Food Science: Chocolate
  • Cocoa have originated in the Amazon at least 4,000 years ago.
  • It was used by the Maya Culture, as early as the Sixth Century AD.
  • Maya called the cocoa tree cacahuaquchtl “tree,” and the word chocolate comes from the Maya word xocoatl which means bitter water.
  • To the Mayas, cocoa pods symbolized life and fertility.
  • Aztecs believed that wisdom and power came from eating the fruit of the cocoa tree.
  • The use of chocolate worldwide begins with the discovery of America.
  • The Court of King Ferdinand and Queen Isabella got its first look at the principal ingredient of chocolate when Columbus returned in triumph from America.
  • During his conquest of Mexico, Cortez found the Aztec Indians using cocoa beans in the preparation of the royal drink of the realm, “chocolatl”, meaning warm liquid.

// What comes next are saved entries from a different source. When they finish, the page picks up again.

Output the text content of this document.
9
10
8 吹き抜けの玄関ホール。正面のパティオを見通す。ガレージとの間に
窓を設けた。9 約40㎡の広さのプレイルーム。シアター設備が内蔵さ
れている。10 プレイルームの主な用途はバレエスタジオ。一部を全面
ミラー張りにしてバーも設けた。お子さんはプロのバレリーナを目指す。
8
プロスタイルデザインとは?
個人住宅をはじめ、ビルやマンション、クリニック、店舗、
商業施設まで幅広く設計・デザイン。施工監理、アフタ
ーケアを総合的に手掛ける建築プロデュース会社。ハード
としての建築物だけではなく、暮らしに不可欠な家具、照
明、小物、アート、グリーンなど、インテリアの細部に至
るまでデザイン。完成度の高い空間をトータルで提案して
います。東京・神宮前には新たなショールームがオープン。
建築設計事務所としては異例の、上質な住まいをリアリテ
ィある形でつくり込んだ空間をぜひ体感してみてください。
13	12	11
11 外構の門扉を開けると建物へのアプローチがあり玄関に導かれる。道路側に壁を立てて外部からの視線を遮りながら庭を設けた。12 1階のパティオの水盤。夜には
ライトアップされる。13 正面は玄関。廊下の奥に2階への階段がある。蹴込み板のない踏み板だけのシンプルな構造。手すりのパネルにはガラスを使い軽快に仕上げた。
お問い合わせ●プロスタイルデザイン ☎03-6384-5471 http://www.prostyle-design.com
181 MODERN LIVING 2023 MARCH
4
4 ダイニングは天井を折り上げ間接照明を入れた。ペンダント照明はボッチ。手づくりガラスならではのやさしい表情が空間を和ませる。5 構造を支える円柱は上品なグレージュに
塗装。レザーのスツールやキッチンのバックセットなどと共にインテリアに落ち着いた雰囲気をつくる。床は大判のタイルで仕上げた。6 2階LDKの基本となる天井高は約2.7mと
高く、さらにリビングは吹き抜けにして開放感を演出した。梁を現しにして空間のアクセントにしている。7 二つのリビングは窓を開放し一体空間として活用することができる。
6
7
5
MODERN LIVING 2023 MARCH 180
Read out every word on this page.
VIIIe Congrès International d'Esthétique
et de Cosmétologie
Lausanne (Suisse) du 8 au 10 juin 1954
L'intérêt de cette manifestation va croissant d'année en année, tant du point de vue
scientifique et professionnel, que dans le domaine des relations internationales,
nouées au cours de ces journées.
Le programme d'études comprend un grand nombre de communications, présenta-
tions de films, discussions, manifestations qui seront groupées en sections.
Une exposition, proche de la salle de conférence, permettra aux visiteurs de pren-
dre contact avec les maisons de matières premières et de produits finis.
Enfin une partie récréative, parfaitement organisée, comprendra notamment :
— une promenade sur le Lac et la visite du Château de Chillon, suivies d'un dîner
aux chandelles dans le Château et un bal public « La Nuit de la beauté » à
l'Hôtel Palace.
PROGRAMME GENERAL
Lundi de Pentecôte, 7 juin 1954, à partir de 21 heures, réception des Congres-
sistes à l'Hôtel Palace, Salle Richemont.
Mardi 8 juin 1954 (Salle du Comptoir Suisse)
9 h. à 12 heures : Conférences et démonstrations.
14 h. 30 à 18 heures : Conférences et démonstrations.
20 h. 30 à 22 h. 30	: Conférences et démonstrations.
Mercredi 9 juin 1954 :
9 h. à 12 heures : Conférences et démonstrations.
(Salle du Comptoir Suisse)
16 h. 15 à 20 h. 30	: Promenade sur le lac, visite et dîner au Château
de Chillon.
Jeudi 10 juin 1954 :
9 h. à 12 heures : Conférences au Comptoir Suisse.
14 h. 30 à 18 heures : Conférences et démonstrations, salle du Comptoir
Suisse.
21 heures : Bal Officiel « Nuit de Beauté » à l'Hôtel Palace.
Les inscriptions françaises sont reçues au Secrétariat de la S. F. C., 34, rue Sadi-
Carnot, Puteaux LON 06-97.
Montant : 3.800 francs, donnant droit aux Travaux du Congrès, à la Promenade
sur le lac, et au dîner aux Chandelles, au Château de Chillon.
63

  • In 1519, Emperor Montezuma, who reportedly drank 50 or more portions daily, served chocolatl to his Spanish guests in great golden goblets, treating it like a food for the gods. Montezuma’s chocolatl was very bitter.
  • To make the concoction more agreeable to Europeans, Cortez and added sugar.
  • It did not take long before chocolate was viewed in Europe as a healthy food.
  • In 1657 the first of many famous English Chocolate Houses appeared.
  • By 1730, chocolate had dropped in price to within the financial reach of all.
  • The invention of the cocoa press in 1828 reduced the prices even further.
  • In 1847, an English company introduced solid “eating chocolate” through the development of fondant chocolate, a smooth and velvety variety.
  • The second development occurred in 1876 in Vevey, Switzerland, when Daniel Peter devised a way of adding milk to the chocolate, creating milk chocolate.
  • It was in the pre-revolutionary New England — 1765, to be exact — that the first chocolate factory was established in the US.